Armut und Ausgrenzung in Dortmund und Europa
Besuch in Dortmund am 29.05.2018: Das EMIN-Team ist im Sommer 2018 mit einem Bus in allen EU-Ländern unterwegs. EMIN, das Europäische Netzwerk für Mindestsicherung, wurde gegründet mit dem Ziel, das Thema Armut auf die politische Agenda zu setzen, eine Strategie zur Armutsbekämpfung zu entwickeln und Mindeststandards zu verankern. Auch Kirchen, Sozial- und Wohlfahrtsverbände gehören zum Europäischen Armutsnetzwerk, welches EMIN gegründet hat.

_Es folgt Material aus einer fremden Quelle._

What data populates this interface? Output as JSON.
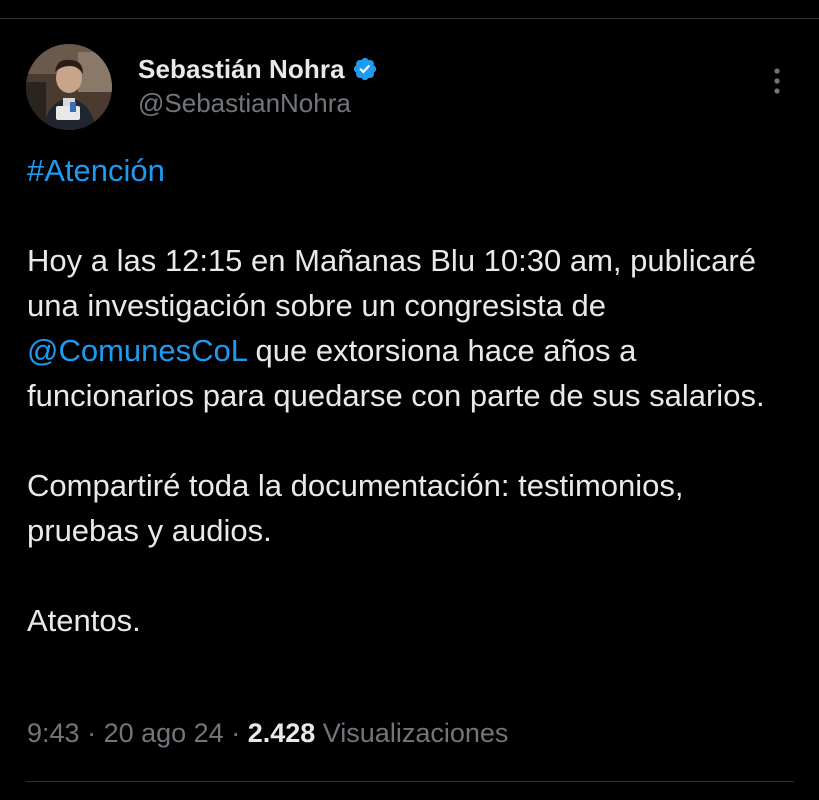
{
  "tweet": {
    "author": {
      "display_name": "Sebastián Nohra",
      "handle": "@SebastianNohra",
      "verified": true,
      "verified_badge_color": "#1d9bf0"
    },
    "content": {
      "hashtag": "#Atención",
      "paragraph1_part1": "Hoy a las 12:15 en Mañanas Blu 10:30 am, publicaré una investigación sobre un congresista de ",
      "mention": "@ComunesCoL",
      "paragraph1_part2": " que extorsiona hace años a funcionarios para quedarse con parte de sus salarios.",
      "paragraph2": "Compartiré toda la documentación: testimonios, pruebas y audios.",
      "paragraph3": "Atentos."
    },
    "meta": {
      "time": "9:43",
      "separator": " · ",
      "date": "20 ago 24",
      "views_count": "2.428",
      "views_label": " Visualizaciones"
    },
    "icons": {
      "verified": "verified-badge-icon",
      "more": "more-options-icon"
    },
    "colors": {
      "background": "#000000",
      "text": "#e7e9ea",
      "secondary_text": "#71767b",
      "link": "#1d9bf0",
      "divider": "#2f3336"
    }
  }
}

Das Dortmunder Netzwerk „arm in Arm“ nutzte den Besuch des EMIN-Busses an der Reinoldi-Kirche, um Armut in Dortmund zu thematisieren. Eingeladen waren Menschen, die Armut erfahren haben und Politiker*innen, sowie Expert*innen, um miteinander ins Gespräch zu kommen: Wie können wir Armut bekämpfen? Wie können Mindest-Standards in Europa, in Dortmund aussehen? Wer kann den Anstoß geben und wer muss sie setzen?

Nach einem Flashmob „Es schlägt  12!“ mit lautem Klingel aus unzähligen Weckern gab es Wissenswertes zum Thema Armut: Interessante Interviewpartner*innen wie Birgit Zörner, Sozialdezernentin, und Gisela Tripp von der Arbeitslosenberatungsstelle boten neben Stellwänden und Ausstellungen (Altersarmut: DGB,  Kinderarmut: Frauenzentrum, Kinderschutzbund, Sozialticket: Initiative Sozialticket, Wohnungslosigkeit: BODO/Gast-Haus, Arbeitslosigkeit:  ALZ der AWO) Daneben wurden von der AWO UB Dortmund mit einer Suppenküche alle Besucher*innen, alle Bürger*innen mit einer leckeren Linsensuppe versorgt.